Ensure linguistic precision and regulatory compliance across borders. At Althian, we offer certified translation and localization services for regulatory documents, tailored to meet the specific requirements of health authorities in Mexico, Brazil, Colombia, and other Latin American markets. Our team of bilingual experts ensures that every document—whether for clinical trials, product registration, pharmacovigilance, or labeling—is accurately translated and culturally adapted to comply with local language standards and regulatory expectations.

Certified Regulatory Translations

• Translation of technical and regulatory documents including protocols, investigator brochures, informed consent forms, PSURs, RMPs, and labeling materials.

• Certified translations accepted by COFEPRIS, ANVISA, INVIMA, DIGEMID, and other LATAM health authorities.

• Linguistic accuracy combined with regulatory terminology to ensure clarity and compliance.

Localization for Regional Compliance

• Adaptation of content to reflect country-specific regulatory language, cultural nuances, and formatting standards.

• Review of translated materials to align with local expectations for tone, structure, and legal phrasing.

• Support for bilingual submissions and packaging in Spanish–English or Portuguese–English formats.
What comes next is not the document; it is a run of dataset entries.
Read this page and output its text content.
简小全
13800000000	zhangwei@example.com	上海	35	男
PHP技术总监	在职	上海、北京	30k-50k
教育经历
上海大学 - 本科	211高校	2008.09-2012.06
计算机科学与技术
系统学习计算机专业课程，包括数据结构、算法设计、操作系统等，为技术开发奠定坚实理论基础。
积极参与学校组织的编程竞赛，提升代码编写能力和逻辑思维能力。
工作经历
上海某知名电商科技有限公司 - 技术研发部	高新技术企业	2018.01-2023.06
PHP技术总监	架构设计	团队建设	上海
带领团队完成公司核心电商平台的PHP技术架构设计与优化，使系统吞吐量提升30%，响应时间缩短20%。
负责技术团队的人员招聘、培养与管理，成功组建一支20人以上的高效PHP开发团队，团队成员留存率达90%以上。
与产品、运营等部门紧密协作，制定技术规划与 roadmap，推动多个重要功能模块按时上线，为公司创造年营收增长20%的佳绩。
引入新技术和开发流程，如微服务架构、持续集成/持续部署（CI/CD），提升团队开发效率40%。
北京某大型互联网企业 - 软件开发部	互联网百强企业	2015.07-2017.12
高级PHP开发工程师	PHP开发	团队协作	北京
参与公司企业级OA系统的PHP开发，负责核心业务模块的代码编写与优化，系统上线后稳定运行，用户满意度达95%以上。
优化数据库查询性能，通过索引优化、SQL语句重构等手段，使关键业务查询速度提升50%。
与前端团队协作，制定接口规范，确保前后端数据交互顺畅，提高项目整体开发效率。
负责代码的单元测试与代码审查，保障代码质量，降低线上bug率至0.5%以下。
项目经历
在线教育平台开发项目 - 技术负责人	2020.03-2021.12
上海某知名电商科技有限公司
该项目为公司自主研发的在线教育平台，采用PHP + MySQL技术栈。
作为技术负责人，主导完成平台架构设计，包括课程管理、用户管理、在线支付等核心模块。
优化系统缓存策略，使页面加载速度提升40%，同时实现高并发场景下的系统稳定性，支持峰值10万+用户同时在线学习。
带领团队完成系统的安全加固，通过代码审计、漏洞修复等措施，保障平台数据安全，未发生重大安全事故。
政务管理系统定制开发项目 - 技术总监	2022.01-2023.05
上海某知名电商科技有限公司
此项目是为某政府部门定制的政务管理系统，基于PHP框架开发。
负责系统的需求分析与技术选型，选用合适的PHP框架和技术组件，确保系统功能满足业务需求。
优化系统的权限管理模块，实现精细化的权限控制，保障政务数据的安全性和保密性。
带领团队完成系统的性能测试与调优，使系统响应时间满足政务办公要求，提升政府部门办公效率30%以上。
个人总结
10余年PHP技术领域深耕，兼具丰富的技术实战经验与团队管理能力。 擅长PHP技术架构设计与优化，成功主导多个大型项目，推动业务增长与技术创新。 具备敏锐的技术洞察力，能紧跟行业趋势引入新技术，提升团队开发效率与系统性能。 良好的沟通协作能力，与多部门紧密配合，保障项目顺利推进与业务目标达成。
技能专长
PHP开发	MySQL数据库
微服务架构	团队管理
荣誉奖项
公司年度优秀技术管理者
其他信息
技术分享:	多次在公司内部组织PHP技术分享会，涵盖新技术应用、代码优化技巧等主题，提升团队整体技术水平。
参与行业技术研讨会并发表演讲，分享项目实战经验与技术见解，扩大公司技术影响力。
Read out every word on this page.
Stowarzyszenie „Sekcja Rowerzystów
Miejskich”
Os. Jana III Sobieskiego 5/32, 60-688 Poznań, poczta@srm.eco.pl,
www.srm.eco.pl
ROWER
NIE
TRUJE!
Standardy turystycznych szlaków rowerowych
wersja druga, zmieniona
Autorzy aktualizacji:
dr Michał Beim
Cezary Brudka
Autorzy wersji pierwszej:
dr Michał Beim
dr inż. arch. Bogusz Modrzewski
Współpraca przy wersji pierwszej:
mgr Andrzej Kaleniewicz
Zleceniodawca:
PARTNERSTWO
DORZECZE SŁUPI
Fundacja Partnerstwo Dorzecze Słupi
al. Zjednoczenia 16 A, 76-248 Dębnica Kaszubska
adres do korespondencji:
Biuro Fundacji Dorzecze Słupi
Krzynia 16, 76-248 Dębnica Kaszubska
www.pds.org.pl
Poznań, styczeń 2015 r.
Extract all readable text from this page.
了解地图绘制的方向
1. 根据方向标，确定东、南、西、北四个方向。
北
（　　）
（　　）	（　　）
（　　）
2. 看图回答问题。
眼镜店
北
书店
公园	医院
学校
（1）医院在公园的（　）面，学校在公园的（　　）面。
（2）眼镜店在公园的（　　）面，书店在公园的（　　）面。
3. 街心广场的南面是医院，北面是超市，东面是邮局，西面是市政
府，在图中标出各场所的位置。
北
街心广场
Document Formatting & Submission Readiness

• Formatting translated documents for inclusion in CTD/eCTD dossiers and electronic submissions.

• Integration of translated content into regulatory templates, ensuring consistency across modules.

• Quality control and version tracking to maintain audit readiness and submission integrity.

Subject-Matter Expertise

• Translators with deep knowledge of clinical research, regulatory affairs, and medical terminology.

• Collaboration with Althian’s regulatory consultants to ensure alignment with submission strategy and agency expectations.

• Specialized support for high-impact therapeutic areas including oncology, infectious diseases, CNS, and rare diseases.